# Arxiv database embedder
This notebook imports the kaggle dataset of Arxiv papers, stores them in a Quadrant DB, and adds an extra column with the text embeddings of the abstracts using Qwen3-Embedding-8B model from huggingface's transformers library.

In [None]:
!pip install qdrant-client
from qdrant_client import QdrantClient
from google.colab import userdata

apiKey = userdata.get("QUADRANT_KEY")

qdrant_client = QdrantClient(
    url="https://ab493be3-1f1f-4d1b-9f6d-150d5daca89d.sa-east-1-0.aws.cloud.qdrant.io:6333", 
    api_key=apiKey
)

print(qdrant_client.get_collections())

ModuleNotFoundError: No module named 'qdrant_client'

In [None]:
# Get the ArXiv papers dataset from kaggle
!pip install kagglehub
import kagglehub

# Download latest version
path = kagglehub.dataset_download("Cornell-University/arxiv")

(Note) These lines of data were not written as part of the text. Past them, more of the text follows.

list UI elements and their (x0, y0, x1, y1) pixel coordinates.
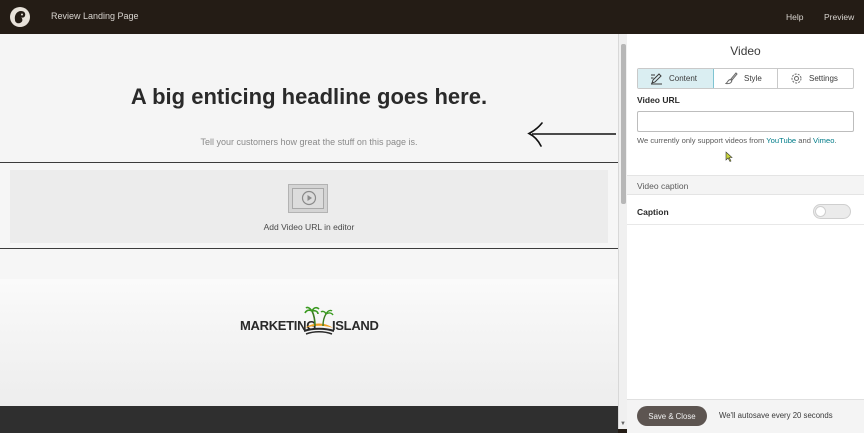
caption-label: Caption (637, 207, 669, 217)
video-support-note: We currently only support videos from Yo… (637, 136, 837, 145)
brand-logo[interactable]: MARKETING ISLAND (240, 300, 380, 338)
scrollbar-thumb[interactable] (621, 44, 626, 204)
preview-link[interactable]: Preview (824, 12, 854, 22)
page-canvas: A big enticing headline goes here. Tell … (0, 34, 618, 406)
play-icon (301, 190, 317, 206)
scroll-down-arrow-icon[interactable]: ▼ (620, 421, 626, 427)
video-editor-panel: Video Content Style Settings Video URL W… (627, 34, 864, 433)
mouse-cursor-icon (725, 151, 733, 162)
tab-settings[interactable]: Settings (778, 69, 854, 88)
tab-settings-label: Settings (809, 74, 838, 83)
toggle-knob (815, 206, 826, 217)
editor-tabs: Content Style Settings (637, 68, 854, 89)
gear-icon (791, 73, 802, 84)
palm-tree-icon (303, 306, 335, 335)
tab-content-label: Content (669, 74, 698, 83)
footer-section[interactable] (0, 279, 618, 406)
autosave-note: We'll autosave every 20 seconds (719, 411, 833, 420)
brush-icon (725, 72, 738, 85)
caption-toggle[interactable] (813, 204, 851, 219)
page-bottom-section (0, 406, 618, 433)
top-bar: Review Landing Page Help Preview (0, 0, 864, 34)
headline-text[interactable]: A big enticing headline goes here. (0, 84, 618, 110)
canvas-scrollbar[interactable]: ▼ (618, 34, 627, 429)
video-placeholder-label: Add Video URL in editor (263, 222, 355, 232)
video-url-label: Video URL (637, 95, 680, 105)
panel-title: Video (730, 44, 761, 58)
tab-style[interactable]: Style (714, 69, 778, 88)
headline-section[interactable]: A big enticing headline goes here. Tell … (0, 34, 618, 163)
brand-logo-text-right: ISLAND (332, 318, 379, 333)
youtube-link[interactable]: YouTube (766, 136, 796, 145)
section-header-label: Video caption (637, 181, 689, 191)
panel-footer: Save & Close We'll autosave every 20 sec… (627, 399, 864, 433)
mailchimp-logo-icon[interactable] (9, 6, 31, 28)
vimeo-link[interactable]: Vimeo (813, 136, 834, 145)
pencil-icon (651, 73, 662, 85)
save-close-button[interactable]: Save & Close (637, 406, 707, 426)
video-url-input[interactable] (637, 111, 854, 132)
page-title: Review Landing Page (51, 11, 139, 21)
caption-row: Caption (627, 195, 864, 225)
tab-style-label: Style (744, 74, 762, 83)
arrow-annotation-icon (527, 122, 616, 147)
section-divider (0, 248, 618, 249)
tab-content[interactable]: Content (638, 69, 714, 88)
help-link[interactable]: Help (786, 12, 803, 22)
video-placeholder[interactable] (288, 184, 328, 213)
video-caption-section-header[interactable]: Video caption (627, 175, 864, 195)
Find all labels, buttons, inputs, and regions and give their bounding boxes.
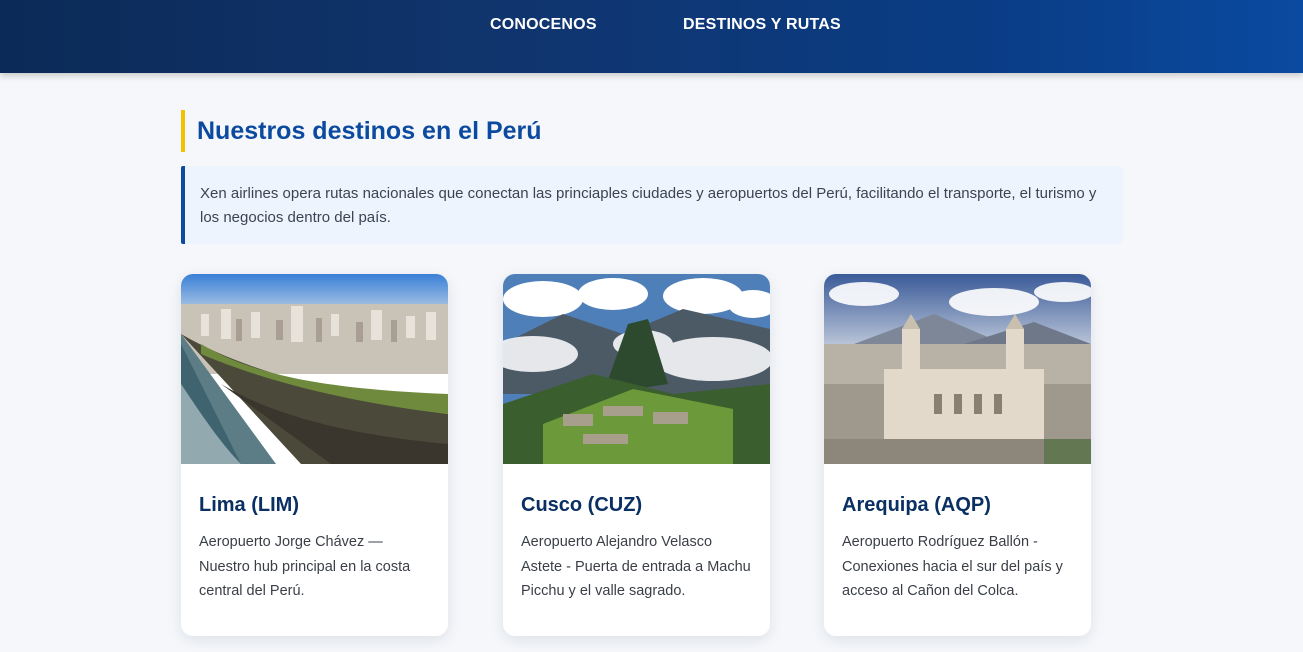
destination-card-cusco[interactable]: Cusco (CUZ) Aeropuerto Alejandro Velasco… — [503, 274, 770, 636]
arequipa-cathedral-photo — [824, 274, 1091, 464]
destination-card-lima[interactable]: Lima (LIM) Aeropuerto Jorge Chávez — Nue… — [181, 274, 448, 636]
top-nav-bar: CONOCENOS DESTINOS Y RUTAS — [0, 0, 1303, 73]
card-description: Aeropuerto Rodríguez Ballón - Conexiones… — [842, 534, 1063, 599]
card-title: Cusco (CUZ) — [521, 494, 643, 516]
card-description: Aeropuerto Jorge Chávez — Nuestro hub pr… — [199, 534, 411, 599]
intro-text: Xen airlines opera rutas nacionales que … — [181, 166, 1123, 244]
card-title: Lima (LIM) — [199, 494, 299, 516]
card-title: Arequipa (AQP) — [842, 494, 991, 516]
machu-picchu-photo — [503, 274, 770, 464]
section-title: Nuestros destinos en el Perú — [181, 110, 542, 152]
lima-coastline-photo — [181, 274, 448, 464]
nav-link-conocenos[interactable]: CONOCENOS — [490, 16, 597, 34]
nav-link-destinos-y-rutas[interactable]: DESTINOS Y RUTAS — [683, 16, 841, 34]
destination-card-arequipa[interactable]: Arequipa (AQP) Aeropuerto Rodríguez Ball… — [824, 274, 1091, 636]
card-description: Aeropuerto Alejandro Velasco Astete - Pu… — [521, 534, 751, 599]
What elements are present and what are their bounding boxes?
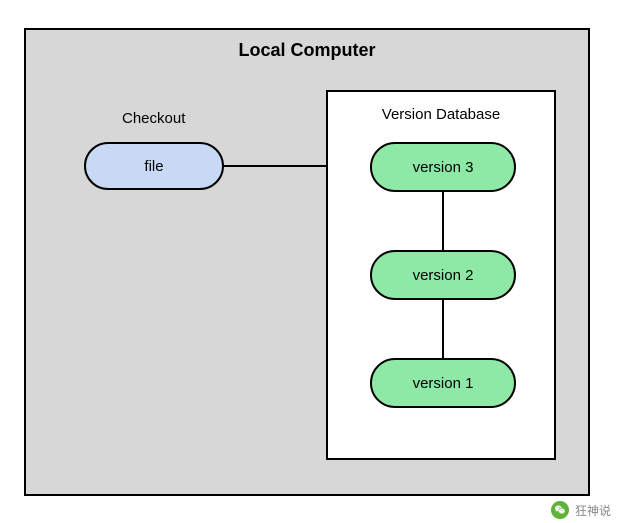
connector-v2-v1 <box>442 300 444 358</box>
version-1-label: version 1 <box>413 375 474 392</box>
version-database-box: Version Database version 3 version 2 ver… <box>326 90 556 460</box>
version-3-label: version 3 <box>413 159 474 176</box>
connector-v3-v2 <box>442 192 444 250</box>
version-1-node: version 1 <box>370 358 516 408</box>
diagram-title: Local Computer <box>26 40 588 61</box>
version-database-label: Version Database <box>328 106 554 123</box>
wechat-icon <box>551 501 569 519</box>
checkout-label: Checkout <box>122 110 185 127</box>
version-2-label: version 2 <box>413 267 474 284</box>
watermark-text: 狂神说 <box>575 502 611 519</box>
file-node: file <box>84 142 224 190</box>
watermark: 狂神说 <box>551 501 611 519</box>
version-3-node: version 3 <box>370 142 516 192</box>
version-2-node: version 2 <box>370 250 516 300</box>
file-node-label: file <box>144 158 163 175</box>
local-computer-box: Local Computer Checkout file Version Dat… <box>24 28 590 496</box>
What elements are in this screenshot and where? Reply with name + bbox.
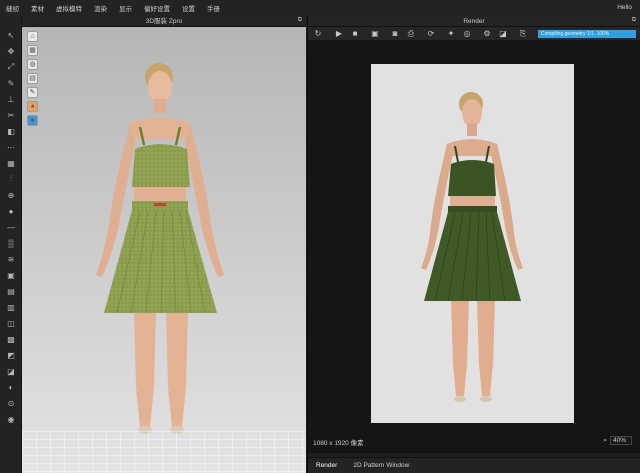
floor-grid bbox=[22, 431, 306, 473]
zoom-control: ⌕ 40% bbox=[603, 436, 632, 445]
3d-viewport-panel: 3D服装 Zpro ⧉ ⌂ ▦ ◍ ▤ ✎ ◕ ● bbox=[22, 16, 306, 473]
select-tool-icon[interactable]: ↖ bbox=[4, 30, 18, 40]
rendered-top bbox=[448, 160, 496, 196]
layer-tool-icon[interactable]: ▤ bbox=[4, 286, 18, 296]
texture-tool-icon[interactable]: ▒ bbox=[4, 238, 18, 248]
tab-render[interactable]: Render bbox=[308, 462, 345, 469]
avatar-measure-icon[interactable]: ⊙ bbox=[4, 398, 18, 408]
render-light-icon[interactable]: ✦ bbox=[446, 29, 456, 39]
rendered-avatar bbox=[421, 92, 523, 402]
trim-tool-icon[interactable]: ● bbox=[4, 206, 18, 216]
render-camera-icon[interactable]: ◙ bbox=[390, 29, 400, 39]
right-leg bbox=[166, 313, 188, 427]
seam-tool-icon[interactable]: ⋯ bbox=[4, 142, 18, 152]
garment-icon[interactable]: ▤ bbox=[27, 73, 38, 84]
render-progress-bar: Compiling geometry 1/1. 100% bbox=[538, 30, 636, 38]
pin-tool-icon[interactable]: ⊥ bbox=[4, 94, 18, 104]
shirring-tool-icon[interactable]: ◪ bbox=[4, 366, 18, 376]
menu-display[interactable]: 显示 bbox=[113, 3, 138, 13]
render-save-icon[interactable]: ⎘ bbox=[518, 29, 528, 39]
zipper-tool-icon[interactable]: ⫶ bbox=[4, 174, 18, 184]
brush-icon[interactable]: ✎ bbox=[27, 87, 38, 98]
render-stop-icon[interactable]: ■ bbox=[350, 29, 360, 39]
puckering-tool-icon[interactable]: ≋ bbox=[4, 254, 18, 264]
viewport-quick-tools: ⌂ ▦ ◍ ▤ ✎ ◕ ● bbox=[27, 31, 39, 129]
render-setting-icon[interactable]: ⚙ bbox=[482, 29, 492, 39]
menu-materials[interactable]: 素材 bbox=[25, 3, 50, 13]
fitting-tool-icon[interactable]: ▩ bbox=[4, 334, 18, 344]
rendered-image bbox=[371, 64, 574, 423]
tack-tool-icon[interactable]: ✎ bbox=[4, 78, 18, 88]
menu-render[interactable]: 渲染 bbox=[88, 3, 113, 13]
render-snapshot-icon[interactable]: ⎙ bbox=[406, 29, 416, 39]
head bbox=[148, 71, 172, 103]
graphic-tool-icon[interactable]: ▣ bbox=[4, 270, 18, 280]
topstitch-tool-icon[interactable]: ◫ bbox=[4, 318, 18, 328]
render-background-icon[interactable]: ◪ bbox=[498, 29, 508, 39]
menu-sewing[interactable]: 缝纫 bbox=[0, 3, 25, 13]
render-maximize-icon[interactable]: ⧉ bbox=[632, 17, 636, 24]
menu-avatar[interactable]: 虚拟模特 bbox=[50, 3, 88, 13]
render-title: Render bbox=[308, 16, 640, 27]
render-canvas[interactable] bbox=[308, 41, 640, 453]
render-play-icon[interactable]: ▶ bbox=[334, 29, 344, 39]
avatar-icon[interactable]: ◍ bbox=[27, 59, 38, 70]
arrange-tool-icon[interactable]: ▦ bbox=[4, 158, 18, 168]
left-leg bbox=[134, 313, 156, 427]
tab-2d-pattern-window[interactable]: 2D Pattern Window bbox=[345, 462, 417, 469]
menu-preferences[interactable]: 偏好设置 bbox=[138, 3, 176, 13]
zoom-input[interactable]: 40% bbox=[610, 436, 632, 445]
button-tool-icon[interactable]: ⊕ bbox=[4, 190, 18, 200]
fabric-icon[interactable]: ▦ bbox=[27, 45, 38, 56]
zoom-search-icon[interactable]: ⌕ bbox=[603, 437, 607, 445]
render-resolution: 1080 x 1920 像素 bbox=[313, 440, 364, 447]
left-toolbar: ↖ ✥ ⤢ ✎ ⊥ ✂ ◧ ⋯ ▦ ⫶ ⊕ ● — ▒ ≋ ▣ ▤ ▥ ◫ ▩ … bbox=[0, 16, 22, 473]
hanger-icon[interactable]: ⌂ bbox=[27, 31, 38, 42]
menu-manual[interactable]: 手册 bbox=[201, 3, 226, 13]
progress-text: Compiling geometry 1/1. 100% bbox=[541, 31, 610, 37]
render-turntable-icon[interactable]: ⟳ bbox=[426, 29, 436, 39]
user-greeting[interactable]: Hello bbox=[617, 4, 632, 11]
pattern-tool-icon[interactable]: ◩ bbox=[4, 350, 18, 360]
edit-avatar-icon[interactable]: ◉ bbox=[4, 414, 18, 424]
render-image-icon[interactable]: ▣ bbox=[370, 29, 380, 39]
cut-tool-icon[interactable]: ✂ bbox=[4, 110, 18, 120]
line-tool-icon[interactable]: — bbox=[4, 222, 18, 232]
3d-viewport-canvas[interactable]: ⌂ ▦ ◍ ▤ ✎ ◕ ● bbox=[22, 27, 306, 473]
maximize-icon[interactable]: ⧉ bbox=[298, 17, 302, 24]
fabric-tool-icon[interactable]: ▥ bbox=[4, 302, 18, 312]
menu-settings[interactable]: 设置 bbox=[176, 3, 201, 13]
render-env-icon[interactable]: ◎ bbox=[462, 29, 472, 39]
menu-bar: 缝纫 素材 虚拟模特 渲染 显示 偏好设置 设置 手册 Hello bbox=[0, 0, 640, 16]
fold-tool-icon[interactable]: ⤢ bbox=[4, 62, 18, 72]
bottom-tab-bar: Render 2D Pattern Window bbox=[308, 457, 640, 473]
measure-tool-icon[interactable]: ◧ bbox=[4, 126, 18, 136]
render-refresh-icon[interactable]: ↻ bbox=[313, 29, 323, 39]
sphere-blue-icon[interactable]: ● bbox=[27, 115, 38, 126]
render-toolbar: ↻ ▶ ■ ▣ ◙ ⎙ ⟳ ✦ ◎ ⚙ ◪ ⎘ Compiling geomet… bbox=[308, 27, 640, 41]
elastic-tool-icon[interactable]: ◐ bbox=[4, 382, 18, 392]
avatar-viewport bbox=[96, 63, 224, 434]
avatar-orange-icon[interactable]: ◕ bbox=[27, 101, 38, 112]
render-window: Render ⧉ ↻ ▶ ■ ▣ ◙ ⎙ ⟳ ✦ ◎ ⚙ ◪ ⎘ Compili… bbox=[307, 16, 640, 473]
pleated-skirt bbox=[104, 210, 217, 313]
viewport-title: 3D服装 Zpro bbox=[22, 16, 306, 27]
crop-top bbox=[132, 144, 190, 187]
transform-tool-icon[interactable]: ✥ bbox=[4, 46, 18, 56]
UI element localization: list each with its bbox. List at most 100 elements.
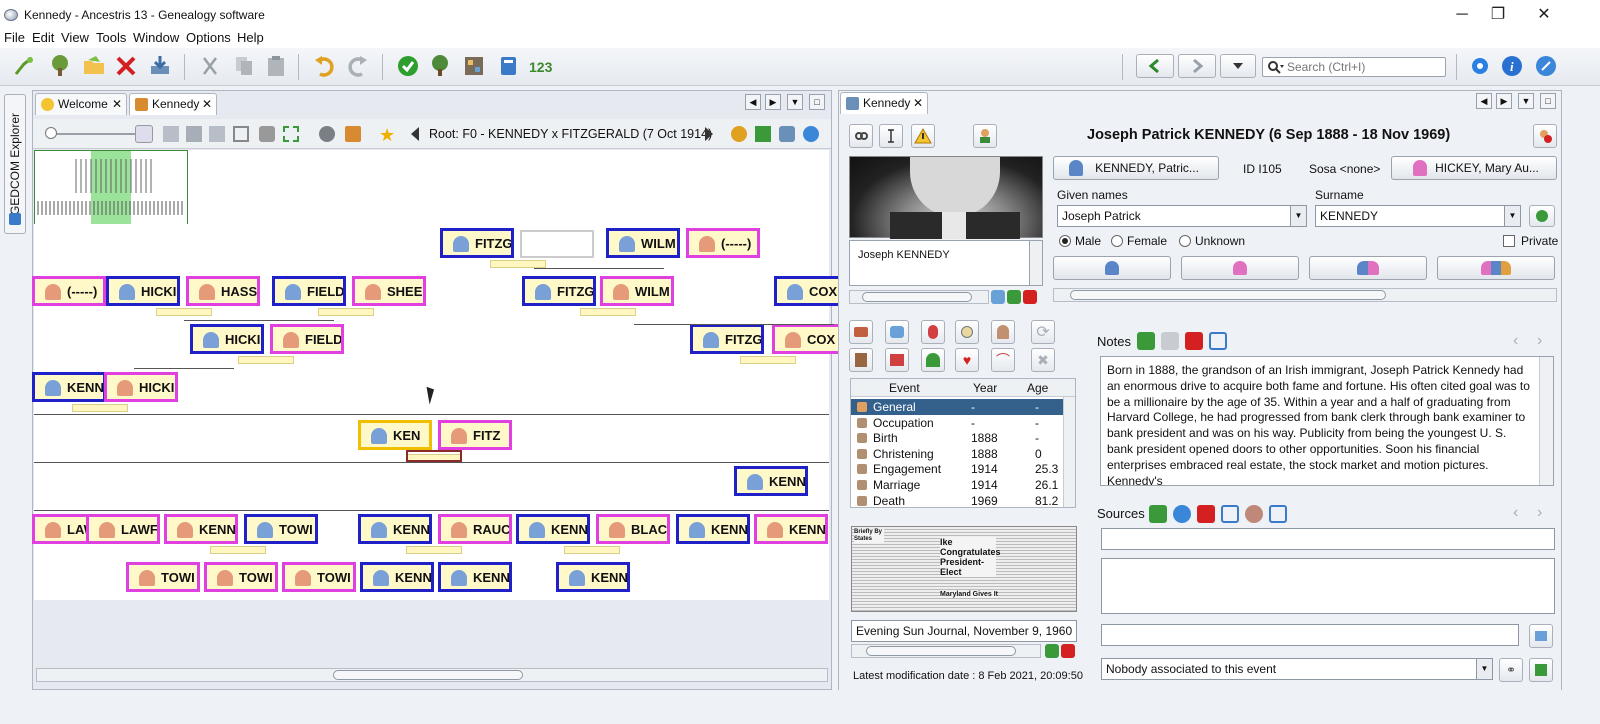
tree-node[interactable]: TOWI (126, 562, 200, 592)
tree-node[interactable]: KENN (438, 562, 512, 592)
media-remove-icon[interactable] (1061, 644, 1075, 658)
star-bookmark-icon[interactable]: ★ (379, 125, 395, 146)
menu-help[interactable]: Help (237, 28, 264, 48)
menu-view[interactable]: View (61, 28, 89, 48)
open-folder-icon[interactable] (80, 52, 108, 80)
zoom-magnifier-icon[interactable] (135, 125, 153, 143)
event-row[interactable]: Engagement 1914 25.3 (851, 461, 1063, 477)
sources-delete-icon[interactable] (1197, 505, 1215, 523)
family-strip[interactable] (564, 546, 620, 554)
tree-node[interactable]: HICKI (104, 372, 178, 402)
event-baptism-icon[interactable] (921, 320, 945, 344)
tree-node[interactable]: (-----) (32, 276, 106, 306)
tree-node[interactable]: FIELD (272, 276, 346, 306)
zoom-slider[interactable] (47, 133, 137, 135)
copy-icon[interactable] (230, 52, 258, 80)
close-genealogy-icon[interactable] (112, 52, 140, 80)
add-spouse-button[interactable] (1309, 256, 1427, 280)
next-tab-button[interactable]: ▶ (765, 94, 781, 110)
photo-add-icon[interactable] (1007, 290, 1021, 304)
tree-node[interactable]: WILM (606, 228, 680, 258)
close-window-button[interactable]: ✕ (1526, 2, 1562, 28)
back-button[interactable] (1136, 54, 1174, 78)
event-birth-icon[interactable] (885, 320, 909, 344)
book-icon[interactable] (494, 52, 522, 80)
menu-window[interactable]: Window (133, 28, 179, 48)
event-row[interactable]: Death 1969 81.2 (851, 493, 1063, 509)
tree-node[interactable]: KENN (754, 514, 828, 544)
event-occupation-icon[interactable] (849, 320, 873, 344)
event-row[interactable]: Birth 1888 - (851, 430, 1063, 446)
zoom-box-icon[interactable] (209, 126, 225, 142)
history-dropdown[interactable] (1220, 54, 1256, 78)
empty-person-slot[interactable] (520, 230, 594, 258)
settings-gear-icon[interactable] (1466, 52, 1494, 80)
add-person-icon[interactable] (973, 124, 997, 148)
event-divorce-icon[interactable]: ♥ (955, 348, 979, 372)
tree-node[interactable]: LAWF (86, 514, 160, 544)
event-burial-icon[interactable] (991, 320, 1015, 344)
link-icon[interactable] (319, 126, 335, 142)
surname-input[interactable]: KENNEDY ▼ (1315, 205, 1521, 227)
sources-link-icon[interactable] (1173, 505, 1191, 523)
association-add-icon[interactable] (1529, 658, 1553, 682)
text-cursor-icon[interactable] (879, 124, 903, 148)
tree-node[interactable]: FITZG (690, 324, 764, 354)
tree-node[interactable]: KENN (734, 466, 808, 496)
info-icon[interactable]: i (1498, 52, 1526, 80)
event-residence-icon[interactable] (885, 348, 909, 372)
source-text-field[interactable] (1101, 558, 1555, 614)
notes-add-icon[interactable] (1137, 332, 1155, 350)
menu-options[interactable]: Options (186, 28, 231, 48)
add-children-button[interactable] (1437, 256, 1555, 280)
family-strip[interactable] (238, 356, 294, 364)
notes-next-icon[interactable]: › (1537, 332, 1542, 350)
person-photo[interactable] (849, 156, 1043, 239)
help-compass-icon[interactable] (1532, 52, 1560, 80)
sources-add-icon[interactable] (1149, 505, 1167, 523)
tree-node[interactable]: WILM (600, 276, 674, 306)
open-tree-icon[interactable] (46, 52, 74, 80)
source-title-field[interactable] (1101, 528, 1555, 550)
year-column-header[interactable]: Year (973, 381, 997, 395)
surname-dropdown-icon[interactable]: ▼ (1504, 206, 1520, 226)
event-column-header[interactable]: Event (889, 381, 920, 395)
undo-icon[interactable] (310, 52, 338, 80)
media-caption-field[interactable]: Evening Sun Journal, November 9, 1960 (851, 620, 1077, 642)
tree-node[interactable]: BLAC (596, 514, 670, 544)
tree-node[interactable]: FITZ (438, 420, 512, 450)
expand-icon[interactable] (233, 126, 249, 142)
tree-node[interactable]: KENN (676, 514, 750, 544)
media-scrollbar[interactable] (851, 644, 1041, 658)
source-media-icon[interactable] (1529, 624, 1553, 648)
redo-icon[interactable] (344, 52, 372, 80)
collapse-icon[interactable] (283, 126, 299, 142)
maximize-button[interactable]: ❐ (1480, 2, 1516, 28)
event-walk-icon[interactable] (849, 348, 873, 372)
cut-icon[interactable] (196, 52, 224, 80)
tree-node[interactable]: KENN (516, 514, 590, 544)
photo-edit-icon[interactable] (991, 290, 1005, 304)
editor-tab-list-button[interactable]: ▼ (1518, 93, 1534, 109)
family-strip[interactable] (740, 356, 796, 364)
relatives-scrollbar[interactable] (1053, 288, 1557, 302)
family-strip[interactable] (72, 404, 128, 412)
photo-scrollbar[interactable] (849, 290, 989, 304)
new-genealogy-icon[interactable] (10, 52, 38, 80)
tree-node[interactable]: KENN (32, 372, 106, 402)
given-dropdown-icon[interactable]: ▼ (1290, 206, 1306, 226)
tree-node[interactable]: (-----) (686, 228, 760, 258)
tab-kennedy-tree[interactable]: Kennedy ✕ (129, 93, 217, 115)
notes-link-icon[interactable] (1161, 332, 1179, 350)
events-scrollbar[interactable] (1063, 397, 1075, 507)
gedcom-explorer-tab[interactable]: GEDCOM Explorer (4, 94, 26, 234)
association-select[interactable]: Nobody associated to this event ▼ (1101, 658, 1493, 680)
menu-edit[interactable]: Edit (32, 28, 54, 48)
check-icon[interactable] (394, 52, 422, 80)
close-tab-icon[interactable]: ✕ (112, 94, 122, 114)
add-mother-button[interactable] (1181, 256, 1299, 280)
menu-tools[interactable]: Tools (96, 28, 126, 48)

print("Path to dataset files:", path)

In [None]:
#import the embedding model
from sentence_transformers import SentenceTransformer
model = SentenceTransformer("Qwen/Qwen3-Embedding-0.6B")
#Test the model
emb = model.encode("Hello, how are you?")
vector_dim = len(emb)
print("Embedding generated successfully:", emb)
print("Embedding dimension:", len(emb))

In [None]:
import json
# Print the first lines of the dataset
with open("arxiv-metadata-oai-snapshot.json", "r") as file:

    for _ in range(5):
        line = file.readline()
        data = json.loads(line)
        print(data)

In [None]:
# Create the qdrant collection
from qdrant_client.models import VectorParams, Distance, PointStruct
import numpy as np
import pandas as pd
import json
from tqdm.auto import tqdm
batchSize = 100
collection_name = "arxiv_papers"
if not qdrant_client.collection_exists(collection_name):
   qdrant_client.create_collection(
      collection_name=collection_name,
      vectors_config=VectorParams(size=vector_dim, distance=Distance.COSINE),
   )
   print(f"Collection '{collection_name}' created successfully")
else:
  print(f"Collection '{collection_name}' already exists")
#dump the arxiv database into qdrant adding embeddings from the abstracts
# Fields to ignore
fields_to_ignore = {"id", "versions", "authors_parsed"}
# Count total lines (optional but gives accurate progress)
with open(kaggleDSPath + "/arxiv-metadata-oai-snapshot.json", "r") as f:
    totalLines = sum(1 for _ in f)

with open(kaggleDSPath + "/arxiv-metadata-oai-snapshot.json", "r") as file:
    batchPoints = []
    for idx, line in enumerate(tqdm(file, total=totalLines, desc="Ingesting")):
        entry = json.loads(line)
        payload = {key: value for key, value in entry.items() if key not in fields_to_ignore}
        abstract = entry.get("abstract", "")
        embedding = model.encode(abstract) if abstract else np.zeros(vector_dim)
        batchPoints.append(PointStruct(id=idx, vector=embedding.tolist(), payload=payload))

        if len(batchPoints) >= batchSize:
            qdrant_client.upsert(collection_name=collection_name, points=batchPoints)
            batchPoints = []

    # final flush
    if batchPoints:
        qdrant_client.upsert(collection_name=collection_name, points=batchPoints)

print("Data ingestion completed.")

ModuleNotFoundError: No module named 'qdrant_client'

In [None]:
#Get a recommendation from qdrant
query_abstract = " Deep learning techniques for natural language processing"
query_embedding = model.encode(query_abstract).tolist()
search_results = qdrant_client.search(
    collection_name=collection_name,
    query_vector=query_embedding,
    limit=5
)